= Howard R. Marraro =

American historian

Howard Rosario Marraro (August 19, 1897 in Regalbuto, Sicily - January 25, 1972, in New York) was an Italian-American historian, writer of more than a dozen books on Italian literature, history, and culture.

Marraro emigrated to the United States with his family in 1905. He studied at Columbia University, earning BA, MA and PhD (in 1932) degrees. Starting in 1925, he worked at the university, as a Lecturer, Instructor, Assistant Professor, Associate Professor, and Full Professor.

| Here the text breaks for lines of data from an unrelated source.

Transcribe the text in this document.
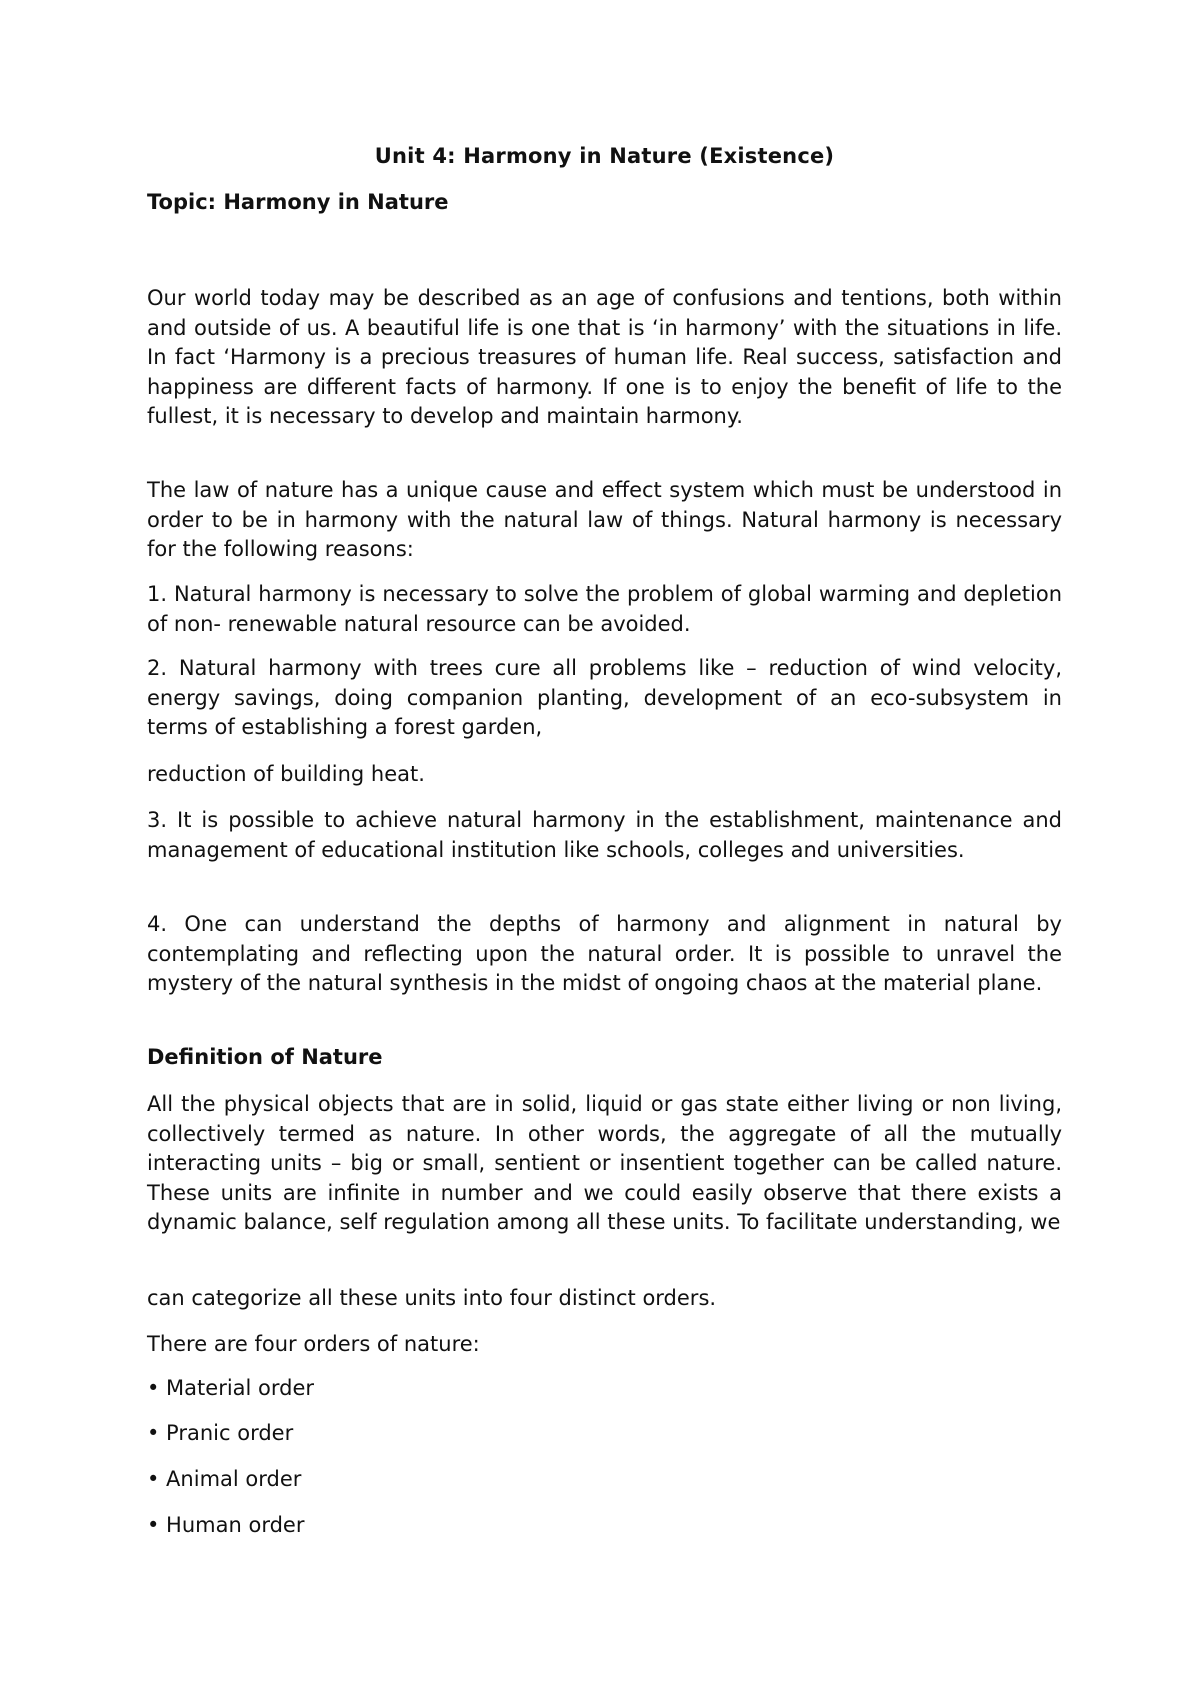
Unit 4: Harmony in Nature (Existence)
Topic: Harmony in Nature

Our world today may be described as an age of confusions and tentions, both within and outside of us. A beautiful life is one that is ‘in harmony’ with the situations in life. In fact ‘Harmony is a precious treasures of human life. Real success, satisfaction and happiness are different facts of harmony. If one is to enjoy the benefit of life to the fullest, it is necessary to develop and maintain harmony.

The law of nature has a unique cause and effect system which must be understood in order to be in harmony with the natural law of things. Natural harmony is necessary for the following reasons:

1. Natural harmony is necessary to solve the problem of global warming and depletion of non- renewable natural resource can be avoided.

2. Natural harmony with trees cure all problems like – reduction of wind velocity, energy savings, doing companion planting, development of an eco-subsystem in terms of establishing a forest garden,

reduction of building heat.

3. It is possible to achieve natural harmony in the establishment, maintenance and management of educational institution like schools, colleges and universities.

4. One can understand the depths of harmony and alignment in natural by contemplating and reflecting upon the natural order. It is possible to unravel the mystery of the natural synthesis in the midst of ongoing chaos at the material plane.

Definition of Nature

All the physical objects that are in solid, liquid or gas state either living or non living, collectively termed as nature. In other words, the aggregate of all the mutually interacting units – big or small, sentient or insentient together can be called nature. These units are infinite in number and we could easily observe that there exists a dynamic balance, self regulation among all these units. To facilitate understanding, we

can categorize all these units into four distinct orders.

There are four orders of nature:

• Material order

• Pranic order

• Animal order

• Human order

Marraro retired in 1965.

Since 1973 the Howard R. Marraro Prize in Italian History is awarded annually to honor an author of a book or article dealing with Italian history or Italo-American history or relations.

==Selected works==
- American opinion on the unification of Italy, 1846–1861, PhD thesis, Columbia University Press, 1932. Republished in 1969 by AMS Press.
- Diplomatic relations between the United States and the Kingdom of the Two Sicilies from 1816 to 1861, 2 vol., S.F. Vanni, 1951–1952, ISBN 0-913298-56-5.
- L'unificazione italiana vista dai diplomatici statunitensi, 3 vol., Istituto per la Storia del Risorgimento Italiano, Rome, 1963–1966, edited by Howard R. Marraro.
- "Italian Music and Actors in America During the Eighteenth Century." Italica 23, no. 2 (June, 1946): 103–17.
- "Interpretation of Italy and the Italians in Eighteenth Century America." Italica 25, no. 1 (March, 1948): 59–81.